Has a silver bullet solution been found?

Although the concept is new, governments are implementing policies that are modelled on the circular economy. The circularization of resources has many social, economic and environmental benefits. This solution, which integrates various spheres, is a way forward for future business and corporate models.

Some potential barriers have also been identified from the studies. It would not be possible to sustain endless economic growth on a finite planet. The concept does not seem to take this factor into account [13]. A country’s GDP growth can cause a rebound effect and reduce the environmental benefits expected by increased industrial production and individual consumption [2]. Businesses may have fewer new opportunities to expand their markets, and job creation may not be as broad as promised. Also, to allow a leek proof circular system, a change of mentality is needed among politicians, businesses and consumers.  A major reshaping of the pillars of communities is needed, a change that is not so simple and quick to induce. Finally, a lot of power is left to businesses and little to consumers. Since businesses still own property, this factor can contribute to social and economic inequalities as well as dependence on corporations. Some may see these factors as brakes and challenges that the circular economy could face [13].
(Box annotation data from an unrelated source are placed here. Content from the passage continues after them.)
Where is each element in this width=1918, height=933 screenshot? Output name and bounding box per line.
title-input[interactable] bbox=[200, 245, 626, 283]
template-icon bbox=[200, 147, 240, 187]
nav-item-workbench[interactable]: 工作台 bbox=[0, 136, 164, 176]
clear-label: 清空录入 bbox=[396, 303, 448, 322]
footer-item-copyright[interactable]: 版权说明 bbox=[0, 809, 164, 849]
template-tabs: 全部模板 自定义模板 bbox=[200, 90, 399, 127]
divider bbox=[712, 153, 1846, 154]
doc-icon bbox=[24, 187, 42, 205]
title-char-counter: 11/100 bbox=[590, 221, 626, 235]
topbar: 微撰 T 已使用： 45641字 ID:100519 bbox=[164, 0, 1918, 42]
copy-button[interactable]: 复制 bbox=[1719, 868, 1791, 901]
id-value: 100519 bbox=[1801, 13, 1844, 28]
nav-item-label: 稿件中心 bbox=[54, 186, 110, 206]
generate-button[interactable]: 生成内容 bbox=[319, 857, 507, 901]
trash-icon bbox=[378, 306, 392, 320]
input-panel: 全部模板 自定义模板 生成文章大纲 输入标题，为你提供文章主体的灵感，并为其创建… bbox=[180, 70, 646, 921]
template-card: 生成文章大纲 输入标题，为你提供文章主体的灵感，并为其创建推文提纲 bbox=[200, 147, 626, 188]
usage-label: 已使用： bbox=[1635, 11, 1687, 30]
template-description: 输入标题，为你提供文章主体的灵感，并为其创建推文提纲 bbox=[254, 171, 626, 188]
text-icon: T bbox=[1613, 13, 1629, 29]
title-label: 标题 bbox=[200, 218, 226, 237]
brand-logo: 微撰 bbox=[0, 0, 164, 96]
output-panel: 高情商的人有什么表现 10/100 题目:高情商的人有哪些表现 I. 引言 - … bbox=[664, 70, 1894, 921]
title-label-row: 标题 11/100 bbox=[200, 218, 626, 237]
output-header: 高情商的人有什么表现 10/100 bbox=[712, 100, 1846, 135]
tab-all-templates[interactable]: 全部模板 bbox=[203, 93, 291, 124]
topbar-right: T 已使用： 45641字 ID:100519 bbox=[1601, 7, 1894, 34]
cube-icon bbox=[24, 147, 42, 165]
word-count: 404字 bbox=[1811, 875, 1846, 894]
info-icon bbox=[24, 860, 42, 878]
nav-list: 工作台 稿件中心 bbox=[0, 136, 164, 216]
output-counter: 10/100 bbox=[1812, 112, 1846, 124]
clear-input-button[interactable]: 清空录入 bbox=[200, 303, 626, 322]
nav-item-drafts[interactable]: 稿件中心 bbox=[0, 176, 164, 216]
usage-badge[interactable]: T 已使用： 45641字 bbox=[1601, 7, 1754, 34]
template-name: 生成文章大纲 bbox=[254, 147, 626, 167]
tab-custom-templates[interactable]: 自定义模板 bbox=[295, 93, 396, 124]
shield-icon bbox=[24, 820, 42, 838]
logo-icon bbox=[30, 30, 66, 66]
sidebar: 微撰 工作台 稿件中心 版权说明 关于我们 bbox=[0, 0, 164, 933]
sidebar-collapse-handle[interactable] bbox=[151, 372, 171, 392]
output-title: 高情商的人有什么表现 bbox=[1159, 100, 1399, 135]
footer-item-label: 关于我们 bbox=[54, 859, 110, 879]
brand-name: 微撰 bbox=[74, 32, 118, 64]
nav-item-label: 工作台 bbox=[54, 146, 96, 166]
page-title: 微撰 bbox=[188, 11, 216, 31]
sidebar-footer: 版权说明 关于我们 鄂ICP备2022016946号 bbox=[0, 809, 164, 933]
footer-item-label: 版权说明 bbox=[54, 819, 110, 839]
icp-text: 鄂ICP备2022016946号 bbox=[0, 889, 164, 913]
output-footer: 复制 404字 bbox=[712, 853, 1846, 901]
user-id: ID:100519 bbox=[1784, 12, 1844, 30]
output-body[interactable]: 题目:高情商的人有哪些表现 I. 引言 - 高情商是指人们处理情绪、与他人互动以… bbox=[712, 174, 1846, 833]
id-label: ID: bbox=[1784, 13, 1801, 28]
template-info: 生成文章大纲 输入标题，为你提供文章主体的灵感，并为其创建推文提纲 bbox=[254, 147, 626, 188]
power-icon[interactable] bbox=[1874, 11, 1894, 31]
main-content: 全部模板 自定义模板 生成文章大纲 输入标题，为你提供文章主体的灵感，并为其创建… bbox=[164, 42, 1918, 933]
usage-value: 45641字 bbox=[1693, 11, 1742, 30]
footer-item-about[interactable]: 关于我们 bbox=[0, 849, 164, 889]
Complex issues, of course, do not have simple solutions. However, the circular economy is rethinking the traditional linear economic model that is in great need of refreshment, due to a lack of resources to feed it ad vitam aeternam. Rethinking and reshaping the future through creativity, innovation, energy and industrial symbiosis is necessary to ensure the prosperity of present and future generations. The circular economy is a sustainable collective movement that binds consumers, businesses and governments together to form thriving healthy and environmentally responsible communities.